Ask yourself: If I were to stand at this judgment at this moment and be judged by the same criteria, would I be among the sheep or goats? If your answer is “goats,” then you are a goat. You are unprepared to stand before Jesus. If He came back at this moment, you would spend eternity in hell. All that Jesus said in the Parable of the Talents, the Parable of the Five Foolish Virgins, and the example of the unfaithful slave, He was saying to warn you. Don’t wait another second. Fall on your face before God and cry out for His forgiveness and transforming grace. Repent of a lifestyle of breaking the greatest commandments. Believe in Jesus. Begin following Him, even if other people think you are crazy.
Following Jesus clearly includes feeding the hungry, clothing the naked, helping those in distress, and visiting the sick and imprisoned, among other things. So give as generously as you can of your time and money to meet pressing, essential needs of brothers and sisters in Christ. The majority of them live in developing nations. Don’t lay up treasures on earth; lay them up in heaven. Those are the returns that Jesus expects from His investment in you, not the ever-increasing value of your share of Mr. Wolfer’s recommended mutual funds.
Perhaps the best maxim on stewardship was one coined by John Wesley, Anglican evangelist and unintentional founder of the Methodist Church. Wesley taught the early Methodists regarding money: “Earn all you can; save all you can; give all you can.”
Good stewards are not lazy, but work hard to earn what they can reasonably, so they have more to give. They, of course, must earn their money lawfully, keeping a good conscience and not being so devoted to their vocation that their devotion to the Lord or His commandments is neglected in any way.
Good stewards also save all they can. That is, they are frugal and use wisdom in their financial affairs. They don’t spend needlessly, and they deny themselves the nonessentials in order to have more to give.
Finally, having earned all they can and saved all they can, good stewards give all they can. They don’t limit themselves to giving just ten percent, but give 99% if God enables them. Wesley lived what he preached, subsisting on a small portion of the large income he received from the sale of his books. His devotion to the greatest commandments even affected his diet. He ate only what was necessary to sustain his strength and health, in order not to rob someone who needed a touch of Christ’s love that he could not have otherwise supplied. He died owning very little.
What does the Parable of the Talents have to do with what Jesus taught about money, possessions and stewardship? We must all give an account one day for what we’ve done with the money that God has entrusted to us. If we’ve been unfaithful, proving ourselves to be poor stewards, using for ourselves what God intended that we use for His glory, we’re unprepared to stand before Him.

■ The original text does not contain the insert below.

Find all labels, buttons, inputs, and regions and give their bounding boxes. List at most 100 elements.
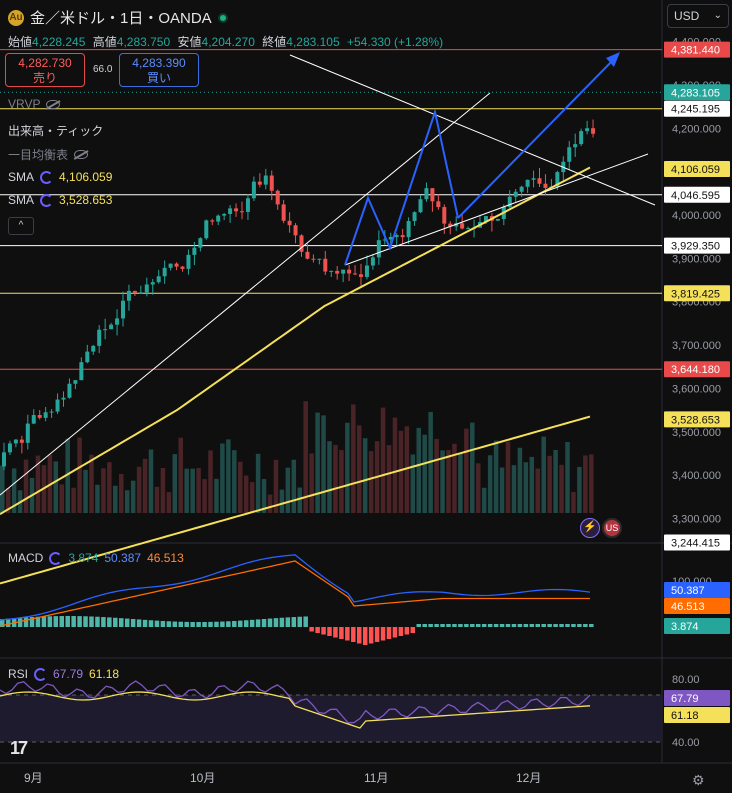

We’re professing Christians but practicing atheists.
 Incredibly, some who subscribe to the doctrine of unconditional eternal security claim that the place of weeping and gnashing of teeth is representative of a temporary state in heaven where unfaithful believers will mourn their loss of rewards! This is a perfect example of the truth, “It takes a scholar to misunderstand what is clear to a child.” Anyone who takes a few minutes to research and study how Jesus used the phrases “weeping and gnashing of teeth” and “outer darkness” must conclude that such expressions are always a reference to hell.